Mainz/Bonn - Vorbei die Zeiten in denen Dackelherrchen einen Cordhut trugen und sich im Zuchtverein organisierten. Für den Hundehalter von heute hat der Dackel den gleichen Status wie die Hornbrille oder der ganz, ganz schmale Schlips: Vintage, Retro, so out, dass er schon wieder in ist.
Besonders deutlich lässt sich der langsame Wandel der Szene an den Hundenamen ablesen: Wer an seine Leine heute noch einen Waldi, Hasso oder Bello kettet, outet sich als von gestern.

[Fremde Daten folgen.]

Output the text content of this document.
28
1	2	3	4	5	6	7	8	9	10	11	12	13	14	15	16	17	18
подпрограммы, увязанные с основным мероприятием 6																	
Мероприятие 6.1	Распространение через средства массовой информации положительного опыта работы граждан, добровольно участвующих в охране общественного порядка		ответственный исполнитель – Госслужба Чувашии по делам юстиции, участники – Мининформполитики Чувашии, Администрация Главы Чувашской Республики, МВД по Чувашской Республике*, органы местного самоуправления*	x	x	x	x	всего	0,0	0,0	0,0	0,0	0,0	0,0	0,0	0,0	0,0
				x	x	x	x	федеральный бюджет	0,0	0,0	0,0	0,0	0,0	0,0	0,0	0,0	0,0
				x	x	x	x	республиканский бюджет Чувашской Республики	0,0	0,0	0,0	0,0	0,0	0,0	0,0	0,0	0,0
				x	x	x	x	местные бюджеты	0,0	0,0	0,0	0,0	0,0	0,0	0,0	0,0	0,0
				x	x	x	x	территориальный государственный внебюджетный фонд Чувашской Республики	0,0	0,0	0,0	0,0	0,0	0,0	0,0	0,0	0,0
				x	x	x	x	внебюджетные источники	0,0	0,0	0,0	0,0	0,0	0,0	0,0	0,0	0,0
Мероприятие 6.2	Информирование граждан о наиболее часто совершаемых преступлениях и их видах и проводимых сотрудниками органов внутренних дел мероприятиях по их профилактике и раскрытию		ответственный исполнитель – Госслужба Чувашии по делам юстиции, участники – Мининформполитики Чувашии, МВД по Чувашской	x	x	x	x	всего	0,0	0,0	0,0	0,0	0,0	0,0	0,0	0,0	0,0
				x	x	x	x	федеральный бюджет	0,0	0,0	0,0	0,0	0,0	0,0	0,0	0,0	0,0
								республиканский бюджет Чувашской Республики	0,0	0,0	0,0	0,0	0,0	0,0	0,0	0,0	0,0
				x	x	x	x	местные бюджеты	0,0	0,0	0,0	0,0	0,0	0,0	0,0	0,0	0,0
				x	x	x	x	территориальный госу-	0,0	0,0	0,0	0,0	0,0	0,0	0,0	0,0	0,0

Die klassischen Vokabeln nutzt inzwischen fast niemand mehr, wie die Magisterarbeit einer Studentin am Deutschen Institut der Universität in Mainz ergab.
Lieber rufen die Deutschen beim Gassigehen nach alkoholischen Getränken: Die Befragung von 1000 deutschen Hundehaltern habe ergeben, dass viele Hunde Jim Beam, Asti oder Brandy heißen, sagt Damaris Nübling. Die Namenkundlerin hat die Magisterarbeit der Studentin betreut. Noch beliebter seien Menschennamen: Ben oder Benny sowie Sam oder Sammy führen das Ranking an. Besonders interessant findet die Wissenschaftlerin, dass auch Lilly und Max zu den Favoriten zählen - die spielen auch bei Kindernamen ganz vorne mit.
"Damit ist der Hund gewissermaßen von der Hundehütte ins menschliche Bett gekommen", sagt Nübling. Die Ursache für die Alkoholmarken-Affinität mancher Halter vermuten die Germanisten in deren Eindeutigkeit. "Indem Hundehalter sagen, welchen edlen Alkohol sie trinken, können sie sich sozial einordnen." Mit Hundenamen wie London oder Paris weise der Halter möglicherweise auf seinen weiten Horizont hin.
Aber auch der Cordhut-Dackelfreund ist noch nicht ganz verschwunden. Viele der kleinen Wursthunde schlafen noch immer neben Eiche-rustikal-Schrankwänden. Nur liegen mittlerweile wahrscheinlich genauso viele von ihnen in minimalistisch eingerichteten Großstadt-Lofts - Hundehalter lassen sich nicht mehr kategorisieren. "Die Motive, aus denen Menschen Hunde halten, sind einfach immer vielfältiger geworden", sagt die Psychologin Silke Wechsung, die an der Universität Bonn ein Forschungsprojekt zur Mensch-Hund-Beziehung geleitet hat.
Das Motiv "Freude am Züchten" gibt es noch immer. "Es gibt noch die klassischen alten Schäferhund-Liebhaber." Allerdings sind laut Wechsung in den vergangenen Jahrzehnten viele weitere Motive dazugekommen. "Vom Mode-Accessoire bis zur Waffe - Hunde erfüllen die unterschiedlichsten Funktionen", sagt die Psychologin.
Wer trendy sein will, wählt als treuen Begleiter derzeit die Klassiker: "Alte Hunderassen werden neu entdeckt. Der Dackel zum Beispiel hat lange Zeit keine Rolle gespielt, kommt jetzt aber wieder", sagt Wechsung. Der Vierbeiner kann sogar die Funktion eines protzigen Sportwagens erfüllen: "Wer sein Image aufbessern will, macht das manchmal mit einem teuer und edel aussehenden Rassehund."